One particularly vulnerable group of patients are prostate cancer survivors whose cancers progress to metastatic disease. The diagnosis of a more aggressive form of cancer, as well as the types of therapies that a patient would get if they’re living with metastatic prostate cancer, can have broad effects on their quality of life and their risk of adverse events. But very little actually has been known about the survivorship experience for patients living with advanced forms of prostate cancer. So, we decided to start a global registry called IRONMAN. We’re recruiting 5,000 patients who have advanced metastatic prostate cancer, collecting really diverse types of information about them, and following them forward over time. We’re looking at biological markers that might help predict why some patients with metastatic prostate cancer can actually live and perhaps even thrive despite the fact that they have an aggressive disease.

Q: Any interesting results to share from your current research?  

A: We’ve found that a healthy plant-based dietary pattern is not only important for survival, but it may actually improve aspects of quality of life such as urinary function, sexual function, and fatigue after cancer diagnosis.

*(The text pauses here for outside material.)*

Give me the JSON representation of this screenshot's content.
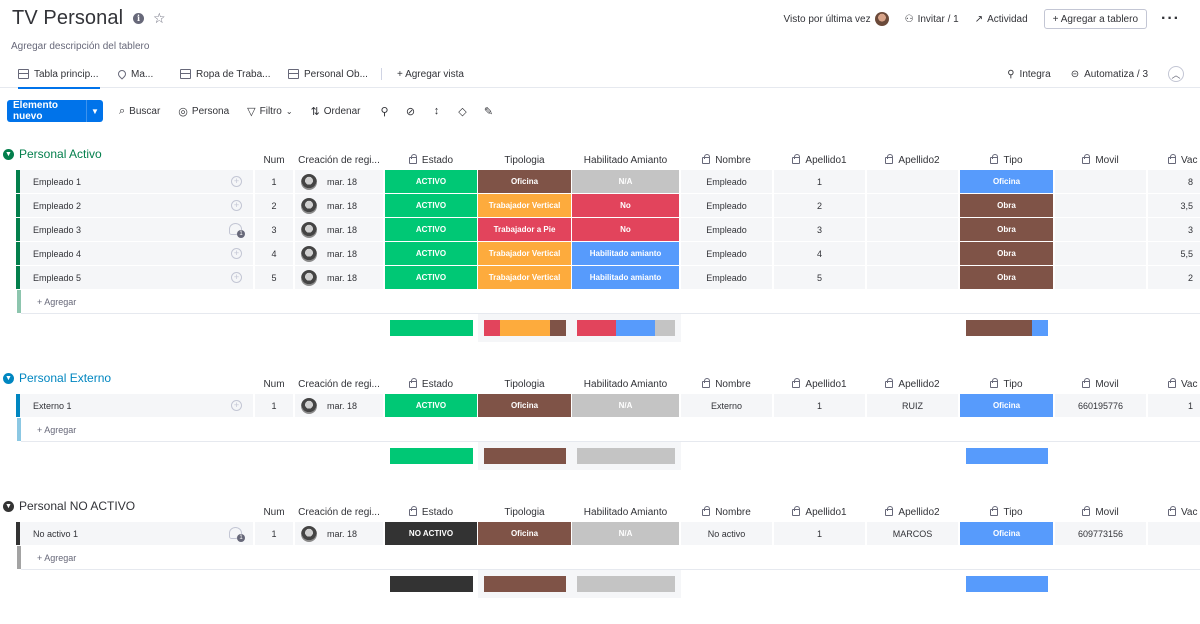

Also, many students in our group have been interested in the role of social connections. The U.S Surgeon General labeled loneliness as one of the really big issues in public health, so we’ve been very interested in social connectivity in prostate cancer patients. We’ve found that individuals who are married [or have other types of social connections] seem to have better survival, even if they have metastatic prostate cancer and if the differences in some of the more aggressive features of the cancer are accounted for.

Q: You started a part-time position with the American Cancer Society last year. What are you doing in that role?

A: I am doing some really exciting work there that straddles my Harvard Chan School work. One aspect of cancer disparities that has been a key unmet need in prostate cancer is the lack of patient diversity in clinical trials. As I mentioned, Black men are twice as likely to die of their prostate cancer compared to white men. Despite that, there’s underrepresentation of patients who are racially diverse. As a result, we don’t know how well the therapies work for all patients. At the American Cancer Society, I have been engaged in driving forward several initiatives that can enhance the diversity of clinical trials.